On Wed, 2005-12-14 at 23:30 +0100, Thomas Gleixner wrote:
> >
> > I don't think that's enough (unless I missed something). Steven maybe
> > explained it better than I did in
> > http://marc.theaimsgroup.com/?l=linux-kernel&m=113047529313935
>
> Steven said:
>
> > Interesting though, I tried to force this scenario, by changing the
> > base->get_time to return jiffies. I have a jitter test and ran this
> > several times, and I could never get it to expire early. I even changed
> > HZ back to 100.
> >
> > Then I looked at run_ktimer_queue. And here we have the compare:
> >
> > timer = list_entry(base->pending.next, struct ktimer, list);
> > if (ktime_cmp(now, <=, timer->expires))
> > break;
> >
> > So, the timer does _not_ get processed if it is after or _equal_ to the
> > current time. So although the timer may go off early, the expired queue
> > does not get executed. So the above example would not go off at 3.2,
> > but some time in the 4 category
>
> Again, I'm not able to find the problem.
>
> while(timers_pending()) {
> timer = getnext_timer();
> if (timer->expires > now)
> break;
> execute_callback();
> }
>
> Please elaborate how the timer can expire early.

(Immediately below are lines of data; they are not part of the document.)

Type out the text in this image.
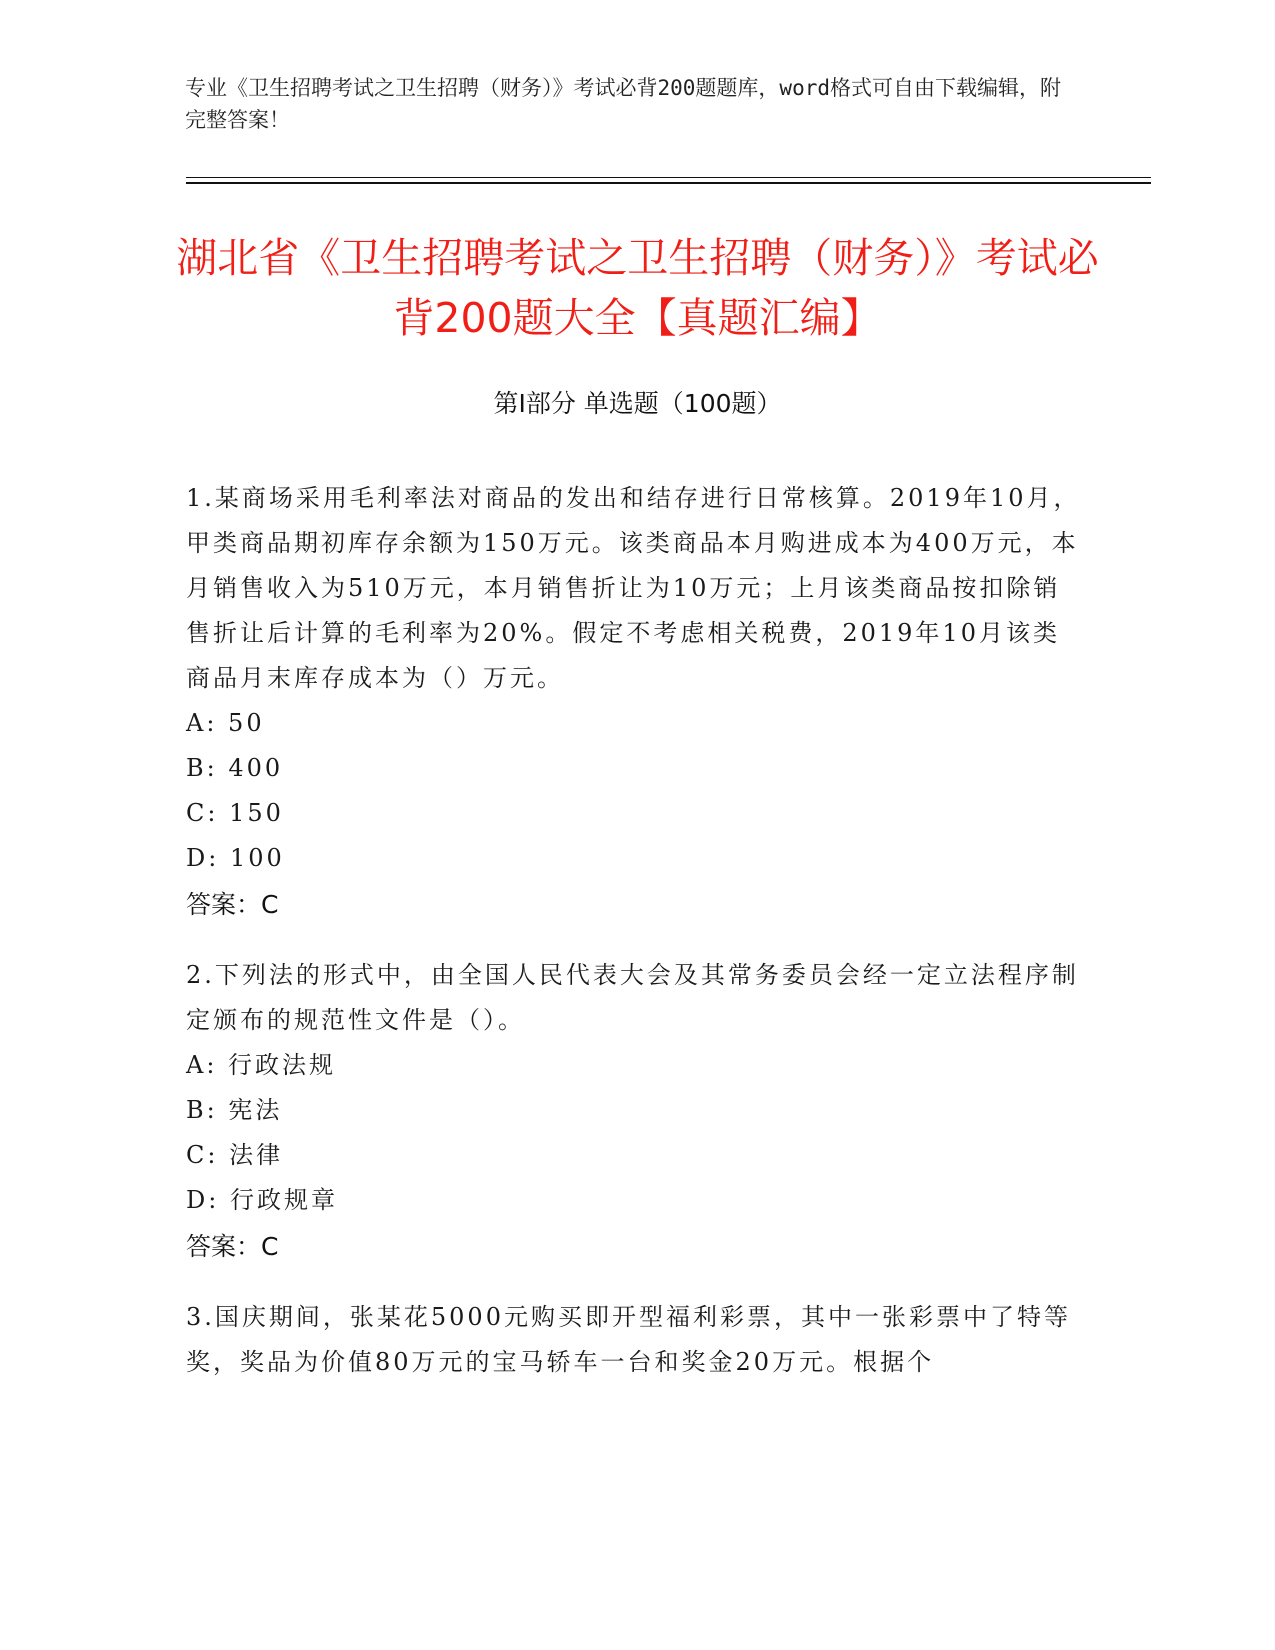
专业《卫生招聘考试之卫生招聘（财务）》考试必背200题题库，word格式可自由下载编辑，附完整答案！
湖北省《卫生招聘考试之卫生招聘（财务）》考试必背200题大全【真题汇编】
第I部分 单选题（100题）
1.某商场采用毛利率法对商品的发出和结存进行日常核算。2019年10月，甲类商品期初库存余额为150万元。该类商品本月购进成本为400万元，本月销售收入为510万元，本月销售折让为10万元；上月该类商品按扣除销售折让后计算的毛利率为20%。假定不考虑相关税费，2019年10月该类商品月末库存成本为（）万元。
A: 50
B: 400
C: 150
D: 100
答案：C
2.下列法的形式中，由全国人民代表大会及其常务委员会经一定立法程序制定颁布的规范性文件是（）。
A: 行政法规
B: 宪法
C: 法律
D: 行政规章
答案：C
3.国庆期间，张某花5000元购买即开型福利彩票，其中一张彩票中了特等奖，奖品为价值80万元的宝马轿车一台和奖金20万元。根据个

Actually Thomas, the above code doesn't handle it correctly, although,
the code you have in hrtimer.c does. Here you say ">" where it should
be ">=", otherwise you can have the affect that I explained in the
reference that Roman stated.
Although run_hrtimer_queue is still correct, I think you might want to
change the hrtimer_forward. It has a ">" where it should be ">=".